Well at that point I’m a bit helpless because I have no idea what might be wrong :slight_smile:.

Well that’s likely not complicated but we already have TensorFlow and TFLite support in libdeepspeech.so, you can have a look at native_client/deepspeech.cc and a few other linked files.

One thing that might pop in my mind and you have not clearly replied to (you just document how to do the conversion) is: how do you run the new model ? Since it is required to have TensorRT enabled at buid time, I’m wondering if it is possible you have a tensorrt-compatible model that is ran without a tensorrt-compatible libdeepspeech.so, and so it’s kind of “emulated”.

I’m sorry. I don’t be mean to rude, but I am little confused by what you mean. I did not train the model from scratch. I used your frozen pretrained model, converted it to Tensor RT, and then ran it with this command—

deepspeech --model deepspeech-0.5.0-models/trt_output_graph.pbmm --alphabet deepspeech-0.5.0-models/alphabet.txt --lm deepspeech-0.5.0-models/lm.binary --trie deepspeech-0.5.0-models/trie --audio audio/8455-210777-0068.wav 

I got back the following error:

Not found: Op type not registered 'TRTEngineOp' in binary running on Minerva. Make sure the Op and Kernel are registered in the binary running in this process. Note that if you are loading a saved graph which used ops from tf.contrib, accessing (e.g.) `tf.contrib.resampler` should be done before importing the graph, as contrib ops are lazily registered when the module is first accessed.
Traceback (most recent call last):
  File "/home/akhil/.local/bin/deepspeech", line 11, in <module>
    sys.exit(main())
  File "/home/akhil/.local/lib/python3.6/site-packages/deepspeech/client.py", line 89, in main
    ds = Model(args.model, N_FEATURES, N_CONTEXT, args.alphabet, BEAM_WIDTH)
  File "/home/akhil/.local/lib/python3.6/site-packages/deepspeech/__init__.py", line 24, in __init__
    raise RuntimeError("CreateModel failed with error code {}".format(status))
RuntimeError: CreateModel failed with error code 12294

Also I did not use Bazel to build TensorFlow.
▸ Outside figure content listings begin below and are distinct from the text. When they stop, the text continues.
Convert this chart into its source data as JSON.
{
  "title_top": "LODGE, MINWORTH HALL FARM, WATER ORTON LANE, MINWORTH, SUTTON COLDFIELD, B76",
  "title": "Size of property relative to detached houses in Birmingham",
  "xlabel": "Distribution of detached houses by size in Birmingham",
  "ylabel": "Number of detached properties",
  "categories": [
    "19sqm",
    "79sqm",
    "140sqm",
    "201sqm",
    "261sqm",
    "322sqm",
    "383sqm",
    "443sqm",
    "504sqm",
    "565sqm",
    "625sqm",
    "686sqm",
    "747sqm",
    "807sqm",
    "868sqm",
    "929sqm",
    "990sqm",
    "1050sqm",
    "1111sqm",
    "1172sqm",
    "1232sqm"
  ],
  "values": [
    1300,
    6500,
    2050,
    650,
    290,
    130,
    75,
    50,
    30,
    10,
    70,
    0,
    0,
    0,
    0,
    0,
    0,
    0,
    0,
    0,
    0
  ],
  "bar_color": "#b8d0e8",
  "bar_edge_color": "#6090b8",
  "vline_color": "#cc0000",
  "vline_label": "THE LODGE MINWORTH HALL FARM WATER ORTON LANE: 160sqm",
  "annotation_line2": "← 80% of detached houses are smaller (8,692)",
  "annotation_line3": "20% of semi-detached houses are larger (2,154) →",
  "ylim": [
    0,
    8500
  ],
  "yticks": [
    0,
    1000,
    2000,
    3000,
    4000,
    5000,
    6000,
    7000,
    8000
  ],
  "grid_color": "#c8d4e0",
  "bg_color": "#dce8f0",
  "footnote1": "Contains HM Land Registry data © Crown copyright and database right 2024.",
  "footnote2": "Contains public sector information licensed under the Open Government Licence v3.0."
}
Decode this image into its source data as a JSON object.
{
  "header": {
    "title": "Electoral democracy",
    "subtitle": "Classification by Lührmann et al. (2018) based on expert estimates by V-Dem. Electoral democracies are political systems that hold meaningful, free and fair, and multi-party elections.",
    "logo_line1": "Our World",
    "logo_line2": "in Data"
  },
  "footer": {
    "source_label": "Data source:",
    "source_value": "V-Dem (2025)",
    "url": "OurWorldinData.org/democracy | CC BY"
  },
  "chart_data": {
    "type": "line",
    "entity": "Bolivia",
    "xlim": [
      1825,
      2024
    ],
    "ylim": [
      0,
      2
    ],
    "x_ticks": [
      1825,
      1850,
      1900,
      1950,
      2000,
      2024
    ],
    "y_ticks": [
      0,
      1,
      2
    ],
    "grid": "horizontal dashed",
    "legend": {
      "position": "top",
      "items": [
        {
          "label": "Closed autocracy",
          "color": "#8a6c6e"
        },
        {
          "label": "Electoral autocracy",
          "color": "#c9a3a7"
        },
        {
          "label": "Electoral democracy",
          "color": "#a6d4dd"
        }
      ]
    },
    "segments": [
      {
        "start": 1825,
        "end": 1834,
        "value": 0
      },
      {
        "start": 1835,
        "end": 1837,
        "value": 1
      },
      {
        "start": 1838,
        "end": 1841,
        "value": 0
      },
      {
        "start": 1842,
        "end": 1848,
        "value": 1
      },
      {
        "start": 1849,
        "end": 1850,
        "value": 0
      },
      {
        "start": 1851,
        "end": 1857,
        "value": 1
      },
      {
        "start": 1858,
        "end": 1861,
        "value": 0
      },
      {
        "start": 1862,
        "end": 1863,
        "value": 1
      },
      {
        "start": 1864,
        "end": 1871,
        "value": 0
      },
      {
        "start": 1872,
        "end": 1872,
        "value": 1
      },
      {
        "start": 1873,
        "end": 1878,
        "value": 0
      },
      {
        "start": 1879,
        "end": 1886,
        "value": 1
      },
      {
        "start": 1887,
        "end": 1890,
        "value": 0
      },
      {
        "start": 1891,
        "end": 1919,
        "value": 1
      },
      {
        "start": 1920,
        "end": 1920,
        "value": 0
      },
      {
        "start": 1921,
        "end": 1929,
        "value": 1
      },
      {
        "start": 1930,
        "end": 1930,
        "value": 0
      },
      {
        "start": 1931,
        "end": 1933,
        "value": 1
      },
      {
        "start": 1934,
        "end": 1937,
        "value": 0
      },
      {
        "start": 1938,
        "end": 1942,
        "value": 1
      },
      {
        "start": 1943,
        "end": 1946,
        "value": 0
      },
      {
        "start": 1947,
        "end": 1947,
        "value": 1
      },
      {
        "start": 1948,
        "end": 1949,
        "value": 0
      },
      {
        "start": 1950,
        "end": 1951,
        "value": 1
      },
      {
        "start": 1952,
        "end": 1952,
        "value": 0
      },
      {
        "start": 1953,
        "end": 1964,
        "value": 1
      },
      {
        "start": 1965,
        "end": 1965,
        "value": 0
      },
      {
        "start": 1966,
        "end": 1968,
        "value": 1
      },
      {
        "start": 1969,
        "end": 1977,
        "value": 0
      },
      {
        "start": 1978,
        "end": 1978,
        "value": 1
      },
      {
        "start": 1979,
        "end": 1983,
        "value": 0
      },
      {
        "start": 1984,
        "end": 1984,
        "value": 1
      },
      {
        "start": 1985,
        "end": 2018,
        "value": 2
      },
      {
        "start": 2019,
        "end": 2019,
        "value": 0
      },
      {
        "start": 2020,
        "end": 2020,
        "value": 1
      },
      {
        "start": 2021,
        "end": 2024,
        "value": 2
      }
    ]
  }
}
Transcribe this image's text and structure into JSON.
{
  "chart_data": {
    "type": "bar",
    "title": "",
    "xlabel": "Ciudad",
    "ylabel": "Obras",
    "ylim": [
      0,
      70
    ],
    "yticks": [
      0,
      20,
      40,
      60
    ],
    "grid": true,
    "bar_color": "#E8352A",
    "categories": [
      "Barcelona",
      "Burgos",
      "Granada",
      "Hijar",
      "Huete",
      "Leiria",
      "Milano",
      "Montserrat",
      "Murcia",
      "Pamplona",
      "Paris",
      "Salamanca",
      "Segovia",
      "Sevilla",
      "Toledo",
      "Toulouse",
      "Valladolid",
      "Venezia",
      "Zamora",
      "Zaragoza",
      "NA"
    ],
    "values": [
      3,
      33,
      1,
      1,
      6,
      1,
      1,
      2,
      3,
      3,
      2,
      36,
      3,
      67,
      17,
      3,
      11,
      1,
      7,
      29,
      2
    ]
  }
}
I used pip3.

No problem, your command line is exactly what I was missing !

So, a few things:

  • I don’t know if tensorflow-gpu provided by upstream is TensorRT-enabled by default
  • You will have to rebuild libdeepspeech.so following the CUDA instructions and enabling TensorRT yourself

Ok, thank you.

Do you think another option would be to train the model from scratch and have the Tensor RT enabled and see what happens?

Also, I see references to batch size in your conversion code. I don’t know how TensorRT works, is it possible it will only give speedup on huge workload, and single-file single-batch inference is just not leveraging it ? There might be some first run / setup cost that is much higher than running inference itself.

I don’t think it is going to make any difference.

You’re right. The documentation supports that. I’m going to debug this some more and get back to you. Thank you for your help

So maybe you want to try and see inference time using evaluate.py codebase then, which is closer to a intensive-inference workload.